Oleh Admin
dari Pantau Gambut

Menjadi pahlawan gambut untuk Nusantara tidaklah mudah. Perlu waktu bertahun-tahun untuk bisa mengolah lahan gambut dan memberikan manfaat bagi masyarakat sekitar. Tiga pahlawan gambut berikut ini membuktikan bahwa upaya mereka dalam memperjuangkan lahan gambut tidak sia-sia.
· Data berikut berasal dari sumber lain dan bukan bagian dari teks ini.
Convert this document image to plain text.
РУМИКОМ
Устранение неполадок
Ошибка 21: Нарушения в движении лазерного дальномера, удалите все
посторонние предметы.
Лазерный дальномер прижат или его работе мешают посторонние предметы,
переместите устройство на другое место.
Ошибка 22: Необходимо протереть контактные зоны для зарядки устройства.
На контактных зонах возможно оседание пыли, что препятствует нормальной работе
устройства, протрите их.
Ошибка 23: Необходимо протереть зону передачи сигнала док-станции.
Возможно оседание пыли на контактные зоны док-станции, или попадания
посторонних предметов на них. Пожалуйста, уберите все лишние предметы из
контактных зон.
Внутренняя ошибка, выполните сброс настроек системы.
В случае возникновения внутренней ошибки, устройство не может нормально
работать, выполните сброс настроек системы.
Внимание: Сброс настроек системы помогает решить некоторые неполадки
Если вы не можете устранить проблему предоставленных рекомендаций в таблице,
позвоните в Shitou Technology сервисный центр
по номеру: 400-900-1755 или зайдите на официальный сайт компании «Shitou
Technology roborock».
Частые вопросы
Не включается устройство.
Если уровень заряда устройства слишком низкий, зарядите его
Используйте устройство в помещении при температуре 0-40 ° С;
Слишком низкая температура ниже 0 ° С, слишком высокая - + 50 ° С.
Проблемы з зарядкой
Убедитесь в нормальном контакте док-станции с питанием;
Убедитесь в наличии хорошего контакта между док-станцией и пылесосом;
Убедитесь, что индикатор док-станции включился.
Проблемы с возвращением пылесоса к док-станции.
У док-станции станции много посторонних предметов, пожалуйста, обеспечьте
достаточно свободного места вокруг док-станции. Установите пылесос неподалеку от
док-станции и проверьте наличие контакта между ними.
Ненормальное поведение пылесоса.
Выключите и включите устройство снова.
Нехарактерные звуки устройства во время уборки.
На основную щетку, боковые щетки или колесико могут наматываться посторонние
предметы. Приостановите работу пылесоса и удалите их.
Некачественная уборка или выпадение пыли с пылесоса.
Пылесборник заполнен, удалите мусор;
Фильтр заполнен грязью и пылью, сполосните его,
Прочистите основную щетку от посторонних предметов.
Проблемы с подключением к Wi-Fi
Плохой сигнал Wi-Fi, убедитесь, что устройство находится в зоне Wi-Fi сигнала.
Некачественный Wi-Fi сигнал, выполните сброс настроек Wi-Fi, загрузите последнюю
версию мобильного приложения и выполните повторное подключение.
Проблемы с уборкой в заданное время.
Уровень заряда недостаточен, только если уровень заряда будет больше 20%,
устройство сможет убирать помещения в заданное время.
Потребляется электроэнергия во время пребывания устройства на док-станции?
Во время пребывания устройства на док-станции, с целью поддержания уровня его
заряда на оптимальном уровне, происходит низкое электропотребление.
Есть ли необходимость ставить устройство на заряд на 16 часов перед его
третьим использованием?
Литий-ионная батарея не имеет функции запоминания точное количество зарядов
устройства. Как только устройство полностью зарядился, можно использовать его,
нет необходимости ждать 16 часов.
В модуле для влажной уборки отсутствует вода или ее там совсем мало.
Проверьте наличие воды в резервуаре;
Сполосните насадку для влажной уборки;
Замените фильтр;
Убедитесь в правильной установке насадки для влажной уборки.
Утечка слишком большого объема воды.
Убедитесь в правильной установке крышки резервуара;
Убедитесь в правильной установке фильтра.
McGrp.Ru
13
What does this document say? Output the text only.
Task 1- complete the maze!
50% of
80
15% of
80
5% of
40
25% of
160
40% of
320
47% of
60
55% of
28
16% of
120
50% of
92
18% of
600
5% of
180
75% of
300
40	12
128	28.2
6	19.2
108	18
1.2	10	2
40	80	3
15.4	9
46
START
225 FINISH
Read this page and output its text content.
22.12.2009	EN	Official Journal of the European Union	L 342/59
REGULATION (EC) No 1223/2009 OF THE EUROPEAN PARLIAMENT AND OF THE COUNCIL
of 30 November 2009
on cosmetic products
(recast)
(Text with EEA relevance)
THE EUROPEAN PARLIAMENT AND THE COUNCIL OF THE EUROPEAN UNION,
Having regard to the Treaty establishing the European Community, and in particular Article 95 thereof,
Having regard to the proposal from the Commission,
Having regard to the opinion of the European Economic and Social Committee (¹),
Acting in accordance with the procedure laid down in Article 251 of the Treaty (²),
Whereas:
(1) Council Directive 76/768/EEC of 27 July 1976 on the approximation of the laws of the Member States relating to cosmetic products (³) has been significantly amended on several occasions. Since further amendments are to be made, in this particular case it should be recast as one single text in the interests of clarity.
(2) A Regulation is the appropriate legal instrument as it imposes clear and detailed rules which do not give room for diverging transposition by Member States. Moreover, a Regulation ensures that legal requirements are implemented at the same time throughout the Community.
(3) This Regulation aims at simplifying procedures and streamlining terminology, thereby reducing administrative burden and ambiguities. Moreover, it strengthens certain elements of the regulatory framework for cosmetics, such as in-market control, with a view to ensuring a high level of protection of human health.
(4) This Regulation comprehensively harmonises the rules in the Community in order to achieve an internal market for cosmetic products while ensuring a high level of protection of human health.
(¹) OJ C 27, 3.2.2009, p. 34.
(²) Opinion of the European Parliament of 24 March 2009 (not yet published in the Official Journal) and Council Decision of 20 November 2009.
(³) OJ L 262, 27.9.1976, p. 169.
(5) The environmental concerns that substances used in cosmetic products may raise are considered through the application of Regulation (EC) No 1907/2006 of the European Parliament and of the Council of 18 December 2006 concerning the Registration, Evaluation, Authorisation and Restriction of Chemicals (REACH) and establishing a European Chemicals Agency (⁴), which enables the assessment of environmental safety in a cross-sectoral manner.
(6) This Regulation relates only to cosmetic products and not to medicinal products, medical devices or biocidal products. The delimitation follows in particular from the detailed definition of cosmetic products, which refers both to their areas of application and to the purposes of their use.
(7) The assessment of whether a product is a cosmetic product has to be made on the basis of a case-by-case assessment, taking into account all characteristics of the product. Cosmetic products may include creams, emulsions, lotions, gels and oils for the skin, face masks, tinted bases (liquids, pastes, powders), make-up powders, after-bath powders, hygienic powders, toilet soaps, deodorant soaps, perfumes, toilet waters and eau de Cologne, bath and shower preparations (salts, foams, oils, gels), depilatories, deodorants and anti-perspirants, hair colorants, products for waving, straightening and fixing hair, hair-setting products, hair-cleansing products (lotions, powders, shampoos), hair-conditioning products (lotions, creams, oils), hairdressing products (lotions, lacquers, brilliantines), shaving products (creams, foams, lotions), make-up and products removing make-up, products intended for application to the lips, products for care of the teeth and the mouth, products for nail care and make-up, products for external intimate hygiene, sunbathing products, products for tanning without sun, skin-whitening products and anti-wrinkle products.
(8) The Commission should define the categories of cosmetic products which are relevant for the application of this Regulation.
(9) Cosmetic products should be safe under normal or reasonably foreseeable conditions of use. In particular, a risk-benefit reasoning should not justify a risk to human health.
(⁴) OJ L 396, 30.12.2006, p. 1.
Gambut adalah pahlawan ekosistem yang berperan penting dalam memurnikan air, mengurangi bencana banjir, menyediakan tempat tinggal bagi flora dan fauna, dan menyimpan karbon dalam jumlah banyak. Meskipun luasan lahannya hanya meliputi 3% dari luas daratan di dunia, gambut menyimpan dua kali lipat jumlah karbon yang ada di seluruh tanah di bumi.

Sayangnya, pengalihfungsian, pengeringan, dan pembalakan liar lahan gambut mengakibatkan kerusakan lahan gambut. Kerusakan ini tidak hanya berdampak negatif terhadap kehidupan flora dan fauna yang tinggal di lahan gambut, tapi juga terhadap masyarakat sekitar lahan gambut. Jika sudah begitu, siapa yang akan menjadi pahlawan penyelamat gambut?

Berikut ini adalah beberapa kisah tentang pahlawan gambut yang berupaya untuk melindungi dan merestorasi gambut sehingga tanah yang satu ini bisa tetap menyejahterakan masyarakat dan melindungi ekosistem gambut lainnya.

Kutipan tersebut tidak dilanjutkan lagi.